• komedi filmi diye başına oturulup hüngür şakır ağlanarak kalkılan film olmuştur bu. uzun süredir sevginin bu kadar güzel anlatıldığı, bünyede âşık olma isteği uyandıran bir film izlememiştim. çapkın ve adam olmaz imajıyla arzı endam eden bir adamın nasıl da güzel âşık olabileceğini gösterip içimizi eritmiştir.

    --- spoiler ---

    özellikle "arkadaş kalalım" ayağı çeken hanımefendiler efendisi miriam'a barney'in cevabı olağanüstüdür.

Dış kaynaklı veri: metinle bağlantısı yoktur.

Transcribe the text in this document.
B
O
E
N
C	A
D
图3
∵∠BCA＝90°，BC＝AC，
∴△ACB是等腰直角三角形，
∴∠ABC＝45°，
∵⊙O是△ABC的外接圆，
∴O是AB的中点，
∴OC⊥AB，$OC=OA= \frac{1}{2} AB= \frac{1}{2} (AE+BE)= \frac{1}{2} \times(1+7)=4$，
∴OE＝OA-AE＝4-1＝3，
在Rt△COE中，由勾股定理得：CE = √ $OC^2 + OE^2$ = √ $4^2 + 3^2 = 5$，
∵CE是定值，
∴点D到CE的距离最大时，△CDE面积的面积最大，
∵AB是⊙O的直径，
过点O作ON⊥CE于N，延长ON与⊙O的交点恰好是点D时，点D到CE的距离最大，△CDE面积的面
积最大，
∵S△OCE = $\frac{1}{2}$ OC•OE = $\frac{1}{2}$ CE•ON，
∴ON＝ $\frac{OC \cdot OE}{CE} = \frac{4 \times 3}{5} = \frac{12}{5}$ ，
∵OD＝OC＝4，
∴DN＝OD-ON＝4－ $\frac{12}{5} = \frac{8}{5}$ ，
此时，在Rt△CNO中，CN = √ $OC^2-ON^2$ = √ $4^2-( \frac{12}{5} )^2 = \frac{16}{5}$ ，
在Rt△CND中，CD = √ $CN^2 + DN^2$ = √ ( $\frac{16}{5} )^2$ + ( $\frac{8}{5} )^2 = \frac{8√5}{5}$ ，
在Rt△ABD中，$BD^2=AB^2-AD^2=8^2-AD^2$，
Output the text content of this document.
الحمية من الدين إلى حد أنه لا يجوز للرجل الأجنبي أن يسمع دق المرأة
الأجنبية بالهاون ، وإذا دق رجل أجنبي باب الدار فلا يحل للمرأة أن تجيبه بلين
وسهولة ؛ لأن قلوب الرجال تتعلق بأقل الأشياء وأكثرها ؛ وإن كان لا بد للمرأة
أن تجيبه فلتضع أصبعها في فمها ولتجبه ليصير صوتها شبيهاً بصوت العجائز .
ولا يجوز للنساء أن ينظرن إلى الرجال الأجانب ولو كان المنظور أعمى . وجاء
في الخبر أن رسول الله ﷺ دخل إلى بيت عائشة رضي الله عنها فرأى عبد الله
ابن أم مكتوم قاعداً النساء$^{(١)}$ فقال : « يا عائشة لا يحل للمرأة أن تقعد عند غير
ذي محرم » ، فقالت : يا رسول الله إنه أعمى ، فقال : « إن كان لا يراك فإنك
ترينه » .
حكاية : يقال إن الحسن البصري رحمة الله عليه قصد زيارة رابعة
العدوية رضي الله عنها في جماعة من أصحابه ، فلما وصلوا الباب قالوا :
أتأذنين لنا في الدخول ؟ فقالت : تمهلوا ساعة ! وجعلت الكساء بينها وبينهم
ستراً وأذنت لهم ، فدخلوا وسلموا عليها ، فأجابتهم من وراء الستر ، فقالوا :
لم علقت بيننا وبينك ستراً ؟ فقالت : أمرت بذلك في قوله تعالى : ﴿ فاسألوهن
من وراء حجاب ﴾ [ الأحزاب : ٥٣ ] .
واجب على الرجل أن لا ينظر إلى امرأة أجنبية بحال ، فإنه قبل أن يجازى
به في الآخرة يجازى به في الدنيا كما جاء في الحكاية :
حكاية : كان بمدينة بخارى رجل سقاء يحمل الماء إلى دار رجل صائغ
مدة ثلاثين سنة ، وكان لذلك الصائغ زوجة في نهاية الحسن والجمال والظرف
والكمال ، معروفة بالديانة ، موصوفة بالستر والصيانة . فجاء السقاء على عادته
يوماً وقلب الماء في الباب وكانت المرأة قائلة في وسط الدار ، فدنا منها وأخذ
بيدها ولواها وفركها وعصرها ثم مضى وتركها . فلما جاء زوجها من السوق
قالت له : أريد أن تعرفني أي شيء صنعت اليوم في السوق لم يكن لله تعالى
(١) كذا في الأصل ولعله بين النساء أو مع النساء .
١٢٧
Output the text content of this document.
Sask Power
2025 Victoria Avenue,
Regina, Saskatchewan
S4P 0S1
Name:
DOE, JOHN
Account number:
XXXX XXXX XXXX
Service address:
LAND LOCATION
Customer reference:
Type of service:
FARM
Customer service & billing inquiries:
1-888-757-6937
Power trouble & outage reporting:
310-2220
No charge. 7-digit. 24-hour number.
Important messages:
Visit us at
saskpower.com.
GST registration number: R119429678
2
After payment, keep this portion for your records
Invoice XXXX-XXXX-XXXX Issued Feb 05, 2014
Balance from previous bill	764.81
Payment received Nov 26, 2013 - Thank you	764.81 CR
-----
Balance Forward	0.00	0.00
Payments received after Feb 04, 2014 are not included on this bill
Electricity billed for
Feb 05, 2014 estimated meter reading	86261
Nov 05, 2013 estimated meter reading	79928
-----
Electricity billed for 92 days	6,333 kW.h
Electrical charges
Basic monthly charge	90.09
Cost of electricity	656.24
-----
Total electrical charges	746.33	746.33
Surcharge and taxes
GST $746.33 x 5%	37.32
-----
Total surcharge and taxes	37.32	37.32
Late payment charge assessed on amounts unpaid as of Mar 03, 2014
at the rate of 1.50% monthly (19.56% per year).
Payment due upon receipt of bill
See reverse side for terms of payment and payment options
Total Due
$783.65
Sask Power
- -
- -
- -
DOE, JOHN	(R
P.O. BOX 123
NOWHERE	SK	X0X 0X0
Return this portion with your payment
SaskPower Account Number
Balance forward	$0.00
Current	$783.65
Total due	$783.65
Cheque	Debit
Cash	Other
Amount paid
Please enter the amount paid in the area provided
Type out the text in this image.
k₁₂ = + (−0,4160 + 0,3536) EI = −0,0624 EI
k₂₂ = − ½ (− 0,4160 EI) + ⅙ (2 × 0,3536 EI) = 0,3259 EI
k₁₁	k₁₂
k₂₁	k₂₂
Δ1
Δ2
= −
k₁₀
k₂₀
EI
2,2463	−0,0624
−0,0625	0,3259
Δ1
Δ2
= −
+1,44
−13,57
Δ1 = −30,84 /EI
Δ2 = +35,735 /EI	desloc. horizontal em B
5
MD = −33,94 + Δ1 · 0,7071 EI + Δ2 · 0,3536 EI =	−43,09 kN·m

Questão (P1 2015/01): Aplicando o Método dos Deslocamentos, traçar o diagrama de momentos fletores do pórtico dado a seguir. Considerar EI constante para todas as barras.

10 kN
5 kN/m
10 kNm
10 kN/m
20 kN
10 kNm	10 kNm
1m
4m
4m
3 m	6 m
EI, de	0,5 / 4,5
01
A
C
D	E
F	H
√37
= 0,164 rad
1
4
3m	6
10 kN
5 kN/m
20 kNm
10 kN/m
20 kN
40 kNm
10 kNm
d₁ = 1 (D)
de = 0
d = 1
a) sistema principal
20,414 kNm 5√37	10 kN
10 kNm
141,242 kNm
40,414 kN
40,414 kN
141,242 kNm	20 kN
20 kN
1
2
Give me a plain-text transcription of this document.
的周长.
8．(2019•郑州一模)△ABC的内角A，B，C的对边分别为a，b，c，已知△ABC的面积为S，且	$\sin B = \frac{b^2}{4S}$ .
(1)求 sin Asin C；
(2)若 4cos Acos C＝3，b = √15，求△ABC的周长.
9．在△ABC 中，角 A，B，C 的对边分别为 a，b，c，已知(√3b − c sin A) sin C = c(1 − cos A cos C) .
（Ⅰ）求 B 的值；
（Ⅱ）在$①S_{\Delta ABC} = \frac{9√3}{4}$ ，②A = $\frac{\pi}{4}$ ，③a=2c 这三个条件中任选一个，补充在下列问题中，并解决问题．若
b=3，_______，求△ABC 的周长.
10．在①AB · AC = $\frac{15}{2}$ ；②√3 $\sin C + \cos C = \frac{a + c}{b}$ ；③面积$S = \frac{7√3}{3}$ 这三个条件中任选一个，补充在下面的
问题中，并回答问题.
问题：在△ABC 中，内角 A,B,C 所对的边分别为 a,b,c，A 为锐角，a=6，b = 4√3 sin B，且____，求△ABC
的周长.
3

    miriam: güzel bir evliliğimiz vardı ama artık bitti. bunu kabullenmeni istiyorum.
    barney: söz konusu sen olduğunda ne zaman pes ettiğimi gördün?
    miriam: hiçbir zaman.
    barney: madem öyle, neden şimdi edeceğimi düşünüyorsun?

    barney'in miriam'la olan ilk buluşması için hazırladığı konuşma notlarında all the president's men de vardı. bu kitabın aynı isimle sinemaya uyarlanan filminde dustin hoffman'ın başrollerde oynaması tesadüf değildir mutlaka. hoştu.

    --- spoiler ---

    şuncacık kişinin hakkında entry girdiğine bakılırsa, şu listeye de girmiş bulunmaktadır:

    (bkz: az kişi tarafından bilinen şaheser filmler)
  • imdb notu 2518 oy ile 7.4 olan, 134 dakikalık, 2010 yapımı richard j. lewis filmi.
    insana hissedebildiğini hatırlatan, anlatan, gösteren, ispat eden şahane bir film bu. sinemada izlemediğime çok üzüldüm ancak sinemada olsaydım, müthiş finalin birkaç saniye akabinde başlayan i'm your man'i gözümde iki damla yaşla rahat rahat dinleyemez, izleyemezdim.*

    --- spoiler ---
    ben filme öyle bir kaptırmışım ki kendimi, boogie'nin ölüm sebebinin ortaya çıkacağını hiç düşünmemişim. hani hayatta böyle bir takım cevapsız sorular kalır ya insanın aklında, asla cevabını öğrenemezsin, onlardan biri olacak zannetmişim. hele de vasiyetinde ona bıraktığı parayı duyunca falan. o sahneden bir kaç saniye sonra su toplama uçağı ortaya çıkınca, çok acaip oldum bir anda. ardından da final sahnesi...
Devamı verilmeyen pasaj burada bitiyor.